7. Piety at Home.

It is rather singular that some young believers have a difficulty in discovering what they consider a suitable sphere for the exercise and development of their spiritual energies. They imagine that if they were only going out as missionaries to the deadly Congo or to some lonely Pacific Isle, they would have opportunity to display to the world such Christian heroism and self-sacrificing devotion as have rarely been seen. They are overwhelmed by the fact (we all are for that matter), that of the 1,500,000,000 inhabitants of this world, it is computed that only 400,000,000 profess the name of Christ, a proportion of a little more than one in every four. But because they seem as yet unable to originate and carry out some gigantic scheme for the blessing of mankind generally, they are still waiting for an opening to take part in some grand Christian enterprise.

Allow me to say to such ambitious souls that the first thing expected from you is to "show piety at home." You must not expect to begin at the top rung of the ladder. You should remember that David, who was eventually raised to be king over Israel, commenced his career by keeping his father's sheep. So that you have not to travel thousands of miles to find your sphere. You are already in it.

I recollect the first time I came to London from the country, asking a policeman where Hyde Park Corner was. The officer, with imperturbable gravity, pointed above my head where I read for myself "Hyde Park Corner" in big capitals. I was already there.

So is it with many young persons with more modest aims than the above. They are very desirous of something to do in the way of Sunday School teaching or of preaching. But they altogether overlook the apostolic injunction, "Let them learn first to show piety at home" (1 Tim. 5:4).

Are you saying, "Lord, what wilt thou have me to do?" Here you have your work. You need not so much as look out of the window to find it. "Show piety at home."

In the verse quoted (1 Tim. 5:4) "piety" has the sense especially of that affectionate duty and respect, which is so becoming in young believers towards their elderly relatives, and the more so where (as in the text) that relative is a widow. The apostle wrote, "If any widow have children or nephews ['descendants' is said by scholars to be the better word], let them learn first to show piety at home and to requite their parents: for that is acceptable before God." From the general terms used, it may be seen that the apostle, without specially mentioning anything, refers to whatever is due from the younger to the elder members of the family.

I am quite prepared to hear that some of my young readers think it is quite unnecessary to call attention to this subject. They say, "We all know how to behave towards our parents We knew that before our conversion." But I think I shall be right in supposing that these objectors are the very ones who have not conscientiously sought to "show piety at home."

Nay, my young friends, you forget that however obedient and dutiful you may have been when you were unconverted, you could not have displayed the life of Christ. When born again, you received a life entirely new, which manifests itself in the ways of Christ. I am sorry if you have not yet learned that unless you are watchful it is self that rises to the surface and not Christ. The same thing may be done either for self or for Christ. I mean that you may, for instance, obey your parents in order to please yourself, or to please Christ. The latter is showing piety at home. The spirit of Christ is then displayed in all your filial relationships, and all the household can see it.

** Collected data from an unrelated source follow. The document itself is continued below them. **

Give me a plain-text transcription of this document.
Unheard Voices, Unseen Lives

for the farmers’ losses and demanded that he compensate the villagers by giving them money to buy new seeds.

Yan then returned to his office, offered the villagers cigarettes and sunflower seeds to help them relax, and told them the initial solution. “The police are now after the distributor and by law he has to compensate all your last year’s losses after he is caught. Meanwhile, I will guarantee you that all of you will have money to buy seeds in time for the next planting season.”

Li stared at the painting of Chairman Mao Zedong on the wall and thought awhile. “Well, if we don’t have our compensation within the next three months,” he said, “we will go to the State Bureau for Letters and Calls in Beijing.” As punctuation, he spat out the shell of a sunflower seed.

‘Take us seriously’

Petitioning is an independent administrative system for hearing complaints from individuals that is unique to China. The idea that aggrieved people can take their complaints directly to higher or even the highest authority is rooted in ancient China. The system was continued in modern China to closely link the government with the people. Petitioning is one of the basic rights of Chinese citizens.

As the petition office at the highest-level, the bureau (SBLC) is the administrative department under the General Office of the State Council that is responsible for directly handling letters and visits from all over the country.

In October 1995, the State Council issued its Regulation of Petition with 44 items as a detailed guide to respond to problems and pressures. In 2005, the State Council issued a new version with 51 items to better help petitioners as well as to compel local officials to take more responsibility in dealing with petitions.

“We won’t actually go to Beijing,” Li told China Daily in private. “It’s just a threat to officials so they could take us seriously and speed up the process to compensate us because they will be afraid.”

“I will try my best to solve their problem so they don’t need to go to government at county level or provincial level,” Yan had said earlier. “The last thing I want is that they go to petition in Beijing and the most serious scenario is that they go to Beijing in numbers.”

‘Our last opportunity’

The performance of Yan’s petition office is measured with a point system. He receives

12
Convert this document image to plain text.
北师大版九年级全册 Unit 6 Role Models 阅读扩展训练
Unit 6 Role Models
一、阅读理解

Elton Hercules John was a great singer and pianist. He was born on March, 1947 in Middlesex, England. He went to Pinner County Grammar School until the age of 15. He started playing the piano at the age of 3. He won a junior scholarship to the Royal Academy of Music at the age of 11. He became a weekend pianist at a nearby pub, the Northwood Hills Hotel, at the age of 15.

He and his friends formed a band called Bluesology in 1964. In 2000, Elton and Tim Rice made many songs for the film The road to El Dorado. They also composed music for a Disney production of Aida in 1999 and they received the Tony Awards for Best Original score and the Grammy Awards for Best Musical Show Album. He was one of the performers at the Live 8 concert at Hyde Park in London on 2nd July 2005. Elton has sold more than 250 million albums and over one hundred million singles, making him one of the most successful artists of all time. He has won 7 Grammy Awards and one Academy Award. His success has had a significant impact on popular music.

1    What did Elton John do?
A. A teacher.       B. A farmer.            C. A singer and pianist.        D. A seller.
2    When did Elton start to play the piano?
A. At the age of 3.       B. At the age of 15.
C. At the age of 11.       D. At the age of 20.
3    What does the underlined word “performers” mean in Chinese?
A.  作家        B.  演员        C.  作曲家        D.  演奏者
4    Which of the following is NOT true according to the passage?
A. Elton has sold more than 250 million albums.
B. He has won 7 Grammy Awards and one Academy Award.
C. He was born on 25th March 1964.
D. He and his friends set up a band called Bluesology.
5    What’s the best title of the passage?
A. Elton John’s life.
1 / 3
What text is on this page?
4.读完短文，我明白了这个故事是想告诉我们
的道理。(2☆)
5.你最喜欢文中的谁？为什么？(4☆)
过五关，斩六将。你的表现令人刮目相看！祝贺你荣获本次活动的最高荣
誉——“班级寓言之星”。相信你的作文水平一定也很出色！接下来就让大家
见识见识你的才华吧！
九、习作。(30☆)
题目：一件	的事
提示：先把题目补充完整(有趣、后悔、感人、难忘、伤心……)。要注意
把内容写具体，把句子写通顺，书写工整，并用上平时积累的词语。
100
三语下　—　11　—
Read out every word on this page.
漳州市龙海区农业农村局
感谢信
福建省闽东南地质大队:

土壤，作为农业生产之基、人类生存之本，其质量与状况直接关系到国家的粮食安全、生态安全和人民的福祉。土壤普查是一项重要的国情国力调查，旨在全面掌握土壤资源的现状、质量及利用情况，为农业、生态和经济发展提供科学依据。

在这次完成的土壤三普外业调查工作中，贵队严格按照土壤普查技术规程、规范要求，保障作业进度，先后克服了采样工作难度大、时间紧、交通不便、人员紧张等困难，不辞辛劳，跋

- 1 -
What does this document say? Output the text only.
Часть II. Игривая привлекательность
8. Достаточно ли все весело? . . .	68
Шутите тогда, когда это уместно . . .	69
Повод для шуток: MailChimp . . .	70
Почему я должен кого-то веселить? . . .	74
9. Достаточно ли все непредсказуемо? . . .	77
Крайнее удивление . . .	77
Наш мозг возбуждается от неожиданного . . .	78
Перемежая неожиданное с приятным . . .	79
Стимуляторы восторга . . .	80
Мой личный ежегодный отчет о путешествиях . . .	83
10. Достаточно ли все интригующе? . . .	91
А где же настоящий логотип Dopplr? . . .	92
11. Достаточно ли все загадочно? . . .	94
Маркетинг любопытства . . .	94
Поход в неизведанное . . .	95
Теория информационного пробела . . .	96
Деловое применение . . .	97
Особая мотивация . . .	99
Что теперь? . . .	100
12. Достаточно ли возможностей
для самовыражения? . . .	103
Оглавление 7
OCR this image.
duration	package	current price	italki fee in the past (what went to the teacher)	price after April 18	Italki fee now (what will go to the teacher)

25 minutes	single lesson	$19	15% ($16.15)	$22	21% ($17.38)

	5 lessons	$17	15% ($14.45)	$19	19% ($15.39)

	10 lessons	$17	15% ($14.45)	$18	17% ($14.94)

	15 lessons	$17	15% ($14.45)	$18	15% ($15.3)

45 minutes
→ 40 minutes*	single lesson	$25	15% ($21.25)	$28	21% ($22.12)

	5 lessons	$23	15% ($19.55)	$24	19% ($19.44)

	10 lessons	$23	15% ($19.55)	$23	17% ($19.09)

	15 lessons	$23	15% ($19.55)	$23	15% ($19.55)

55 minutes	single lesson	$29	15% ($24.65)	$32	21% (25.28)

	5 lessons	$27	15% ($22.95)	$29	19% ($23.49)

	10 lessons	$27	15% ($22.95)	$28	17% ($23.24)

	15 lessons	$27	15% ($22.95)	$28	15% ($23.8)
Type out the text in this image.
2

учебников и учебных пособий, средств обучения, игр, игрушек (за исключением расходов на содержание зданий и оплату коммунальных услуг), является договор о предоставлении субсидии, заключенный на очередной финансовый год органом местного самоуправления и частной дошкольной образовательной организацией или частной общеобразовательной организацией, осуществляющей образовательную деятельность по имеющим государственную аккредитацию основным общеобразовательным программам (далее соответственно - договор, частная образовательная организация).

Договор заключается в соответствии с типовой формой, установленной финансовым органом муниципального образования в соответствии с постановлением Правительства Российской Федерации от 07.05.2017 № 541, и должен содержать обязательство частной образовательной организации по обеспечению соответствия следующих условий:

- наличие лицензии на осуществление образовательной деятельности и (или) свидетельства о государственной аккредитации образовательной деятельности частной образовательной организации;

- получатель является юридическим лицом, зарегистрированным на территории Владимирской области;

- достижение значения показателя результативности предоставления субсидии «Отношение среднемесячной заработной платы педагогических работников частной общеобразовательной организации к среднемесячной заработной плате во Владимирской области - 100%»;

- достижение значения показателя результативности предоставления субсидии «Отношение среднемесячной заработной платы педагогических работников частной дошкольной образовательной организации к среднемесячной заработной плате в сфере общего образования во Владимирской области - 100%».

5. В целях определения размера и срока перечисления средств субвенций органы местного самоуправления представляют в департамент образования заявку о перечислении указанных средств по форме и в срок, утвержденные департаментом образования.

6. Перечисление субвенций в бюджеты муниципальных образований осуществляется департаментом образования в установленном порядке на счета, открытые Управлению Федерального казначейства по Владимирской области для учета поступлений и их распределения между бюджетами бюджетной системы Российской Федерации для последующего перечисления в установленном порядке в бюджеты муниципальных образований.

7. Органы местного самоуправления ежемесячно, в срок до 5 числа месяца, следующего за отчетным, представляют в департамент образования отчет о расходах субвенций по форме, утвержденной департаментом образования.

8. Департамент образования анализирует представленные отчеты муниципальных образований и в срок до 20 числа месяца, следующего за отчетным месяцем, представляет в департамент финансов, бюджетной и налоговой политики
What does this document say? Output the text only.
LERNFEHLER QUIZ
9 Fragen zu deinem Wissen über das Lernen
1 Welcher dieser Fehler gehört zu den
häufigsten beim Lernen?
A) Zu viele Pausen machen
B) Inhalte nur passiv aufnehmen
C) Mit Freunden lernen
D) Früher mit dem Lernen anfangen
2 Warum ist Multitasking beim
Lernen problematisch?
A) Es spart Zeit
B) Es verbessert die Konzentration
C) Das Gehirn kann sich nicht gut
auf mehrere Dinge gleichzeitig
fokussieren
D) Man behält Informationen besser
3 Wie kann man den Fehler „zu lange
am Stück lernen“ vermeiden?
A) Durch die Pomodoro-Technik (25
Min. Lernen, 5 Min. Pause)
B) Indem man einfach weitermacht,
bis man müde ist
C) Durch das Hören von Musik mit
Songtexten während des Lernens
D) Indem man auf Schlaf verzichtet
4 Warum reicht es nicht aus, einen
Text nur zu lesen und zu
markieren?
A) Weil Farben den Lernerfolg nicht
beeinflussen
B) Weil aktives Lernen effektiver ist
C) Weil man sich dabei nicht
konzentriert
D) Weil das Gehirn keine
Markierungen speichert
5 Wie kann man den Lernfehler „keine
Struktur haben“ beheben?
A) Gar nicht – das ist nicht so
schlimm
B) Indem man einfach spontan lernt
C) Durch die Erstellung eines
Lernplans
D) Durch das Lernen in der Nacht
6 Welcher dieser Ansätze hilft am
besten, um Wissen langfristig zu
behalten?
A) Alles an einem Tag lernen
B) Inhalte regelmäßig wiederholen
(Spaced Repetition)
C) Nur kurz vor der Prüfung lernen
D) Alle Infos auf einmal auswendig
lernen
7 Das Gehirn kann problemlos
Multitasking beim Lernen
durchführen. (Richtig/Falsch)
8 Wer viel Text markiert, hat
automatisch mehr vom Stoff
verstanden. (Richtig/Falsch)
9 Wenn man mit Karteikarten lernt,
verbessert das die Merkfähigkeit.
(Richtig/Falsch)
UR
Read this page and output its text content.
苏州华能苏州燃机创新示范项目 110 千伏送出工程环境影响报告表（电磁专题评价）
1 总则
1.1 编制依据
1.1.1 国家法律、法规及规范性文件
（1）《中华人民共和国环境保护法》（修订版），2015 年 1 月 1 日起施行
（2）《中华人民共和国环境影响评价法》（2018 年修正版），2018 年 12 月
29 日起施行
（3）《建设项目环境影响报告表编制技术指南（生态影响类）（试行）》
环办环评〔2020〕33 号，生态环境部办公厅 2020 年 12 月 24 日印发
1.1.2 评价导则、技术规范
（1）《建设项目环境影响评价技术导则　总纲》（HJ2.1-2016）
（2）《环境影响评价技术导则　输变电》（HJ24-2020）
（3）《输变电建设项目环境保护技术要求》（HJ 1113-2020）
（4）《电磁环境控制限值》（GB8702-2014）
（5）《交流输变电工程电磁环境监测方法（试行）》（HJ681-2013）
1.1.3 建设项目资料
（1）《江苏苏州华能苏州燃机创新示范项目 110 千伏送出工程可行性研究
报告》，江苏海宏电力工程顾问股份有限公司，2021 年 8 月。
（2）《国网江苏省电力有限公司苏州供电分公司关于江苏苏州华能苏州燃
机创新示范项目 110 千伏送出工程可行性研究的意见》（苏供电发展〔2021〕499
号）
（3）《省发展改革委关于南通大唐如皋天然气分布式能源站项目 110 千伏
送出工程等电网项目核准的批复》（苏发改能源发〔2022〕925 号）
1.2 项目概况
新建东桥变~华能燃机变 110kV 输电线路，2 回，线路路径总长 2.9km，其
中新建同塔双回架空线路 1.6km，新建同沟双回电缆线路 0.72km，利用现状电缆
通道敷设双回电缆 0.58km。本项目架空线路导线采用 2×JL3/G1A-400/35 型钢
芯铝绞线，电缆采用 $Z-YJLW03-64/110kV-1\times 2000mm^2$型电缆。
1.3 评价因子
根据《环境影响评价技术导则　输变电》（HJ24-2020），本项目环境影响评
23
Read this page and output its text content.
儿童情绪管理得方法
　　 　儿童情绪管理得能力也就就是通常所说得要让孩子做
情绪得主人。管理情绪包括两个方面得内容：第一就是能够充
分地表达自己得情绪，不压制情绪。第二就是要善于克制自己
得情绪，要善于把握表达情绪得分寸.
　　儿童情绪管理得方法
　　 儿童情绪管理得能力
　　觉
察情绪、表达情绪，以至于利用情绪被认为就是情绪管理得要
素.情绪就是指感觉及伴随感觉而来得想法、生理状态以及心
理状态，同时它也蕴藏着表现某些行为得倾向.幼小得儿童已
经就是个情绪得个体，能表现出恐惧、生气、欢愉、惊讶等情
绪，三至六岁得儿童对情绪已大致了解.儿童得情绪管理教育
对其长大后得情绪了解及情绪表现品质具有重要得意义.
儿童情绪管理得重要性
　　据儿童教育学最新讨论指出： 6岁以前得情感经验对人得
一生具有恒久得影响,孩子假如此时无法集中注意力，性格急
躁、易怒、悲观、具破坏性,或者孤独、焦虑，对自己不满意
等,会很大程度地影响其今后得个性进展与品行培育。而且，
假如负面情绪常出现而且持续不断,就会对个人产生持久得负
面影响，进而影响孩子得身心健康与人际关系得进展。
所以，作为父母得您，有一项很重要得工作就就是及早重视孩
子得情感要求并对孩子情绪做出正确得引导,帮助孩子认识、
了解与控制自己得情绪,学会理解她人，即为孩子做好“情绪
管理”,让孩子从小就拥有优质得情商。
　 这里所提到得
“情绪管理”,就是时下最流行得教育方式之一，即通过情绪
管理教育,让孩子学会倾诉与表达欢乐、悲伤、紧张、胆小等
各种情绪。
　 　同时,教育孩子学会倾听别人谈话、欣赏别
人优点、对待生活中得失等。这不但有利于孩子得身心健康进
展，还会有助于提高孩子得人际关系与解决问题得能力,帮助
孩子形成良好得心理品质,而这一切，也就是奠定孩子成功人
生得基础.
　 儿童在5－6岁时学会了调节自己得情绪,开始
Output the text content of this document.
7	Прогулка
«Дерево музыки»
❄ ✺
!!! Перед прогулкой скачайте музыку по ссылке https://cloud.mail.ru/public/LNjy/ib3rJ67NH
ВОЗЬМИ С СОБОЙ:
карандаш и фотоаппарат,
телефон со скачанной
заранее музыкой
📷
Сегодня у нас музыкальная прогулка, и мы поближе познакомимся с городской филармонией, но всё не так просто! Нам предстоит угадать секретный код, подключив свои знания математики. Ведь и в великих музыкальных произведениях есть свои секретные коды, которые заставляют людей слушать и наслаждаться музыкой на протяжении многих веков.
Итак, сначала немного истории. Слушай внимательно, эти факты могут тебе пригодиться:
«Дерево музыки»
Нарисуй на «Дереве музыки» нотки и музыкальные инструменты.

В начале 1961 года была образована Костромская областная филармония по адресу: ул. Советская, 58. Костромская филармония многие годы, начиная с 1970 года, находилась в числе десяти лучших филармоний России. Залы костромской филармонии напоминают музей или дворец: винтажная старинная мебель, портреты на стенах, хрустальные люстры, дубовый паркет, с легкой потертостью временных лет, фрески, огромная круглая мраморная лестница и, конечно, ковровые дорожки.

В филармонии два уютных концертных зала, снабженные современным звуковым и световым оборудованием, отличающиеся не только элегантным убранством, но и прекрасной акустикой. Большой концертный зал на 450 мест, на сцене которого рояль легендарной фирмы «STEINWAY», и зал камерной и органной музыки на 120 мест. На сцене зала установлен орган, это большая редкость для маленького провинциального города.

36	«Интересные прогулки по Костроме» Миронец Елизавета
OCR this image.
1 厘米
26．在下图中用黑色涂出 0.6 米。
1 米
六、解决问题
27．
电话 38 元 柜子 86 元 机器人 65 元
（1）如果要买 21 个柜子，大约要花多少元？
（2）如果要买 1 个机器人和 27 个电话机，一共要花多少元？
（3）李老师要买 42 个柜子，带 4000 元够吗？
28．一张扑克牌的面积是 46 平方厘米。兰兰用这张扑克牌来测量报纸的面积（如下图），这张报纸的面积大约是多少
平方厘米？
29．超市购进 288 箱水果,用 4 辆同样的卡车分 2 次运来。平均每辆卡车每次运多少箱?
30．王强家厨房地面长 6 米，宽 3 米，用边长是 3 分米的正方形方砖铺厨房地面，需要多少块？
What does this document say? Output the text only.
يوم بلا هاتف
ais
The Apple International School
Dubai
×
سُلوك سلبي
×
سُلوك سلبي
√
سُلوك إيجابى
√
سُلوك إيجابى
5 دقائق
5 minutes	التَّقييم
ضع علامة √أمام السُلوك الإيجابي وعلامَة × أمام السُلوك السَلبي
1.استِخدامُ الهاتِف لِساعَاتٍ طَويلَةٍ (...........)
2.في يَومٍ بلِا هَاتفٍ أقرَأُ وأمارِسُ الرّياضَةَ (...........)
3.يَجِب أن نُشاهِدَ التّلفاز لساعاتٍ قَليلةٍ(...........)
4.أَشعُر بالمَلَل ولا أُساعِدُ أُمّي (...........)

I do not wish to undervalue in the slightest degree teaching or preaching or missionary work. But I venture to say that piety at home is more important than a class in the Sunday School or speaking at the corner of the street. And the reason for saying so is found in my text, "Let them learn first to show piety at home." And what God has put first, it is always wrong for us to put even in the second place. How much more to neglect it altogether!

It is a feature of the present day that young folks set themselves up to know a good deal more than their elders. The young shoulders claim to have old heads on them. Mr. Timothy Novice thinks that his father is very deficient in the knowledge of scripture, and that he is not at all clear as to the difference between Babylon and the Beast. And when his mother says that in her young days young persons were not so forward and presuming as he is, he frowns and replies somewhat haughtily that she has forgotten what exceptional advantages he (Mr. T. N.) has had, and so on. Is this a godly spirit? It is not the spirit of Christ. Read the last three verses of Luke 2.

My young friends therefore must be careful not to give themselves lofty airs in the house. Don't exalt yourself even at home. Be clothed with humility. Remember too, that the great secret of showing piety at home is in the exercise of self-denial. Love yourself and please yourself last. To be a sturdy Christian you need a thorough training in such unselfishness. And the best place for this is the home circle.

Why is home the best place? Because there you are more off your guard than anywhere perhaps. You know that if you are denied your own way, you fly into a tantrum more quickly at home than elsewhere. Because for some reason you are not allowed to go to the preaching, or some other meeting, you are suddenly attacked with a fit of the black sulks. You don't mind "showing off" before your parents. But why should you keep your sweetness for your Christian friends and your sourness for your family? You must first learn to show piety at home. It will make you a better teacher of children, and a better disciple of Christ in every respect.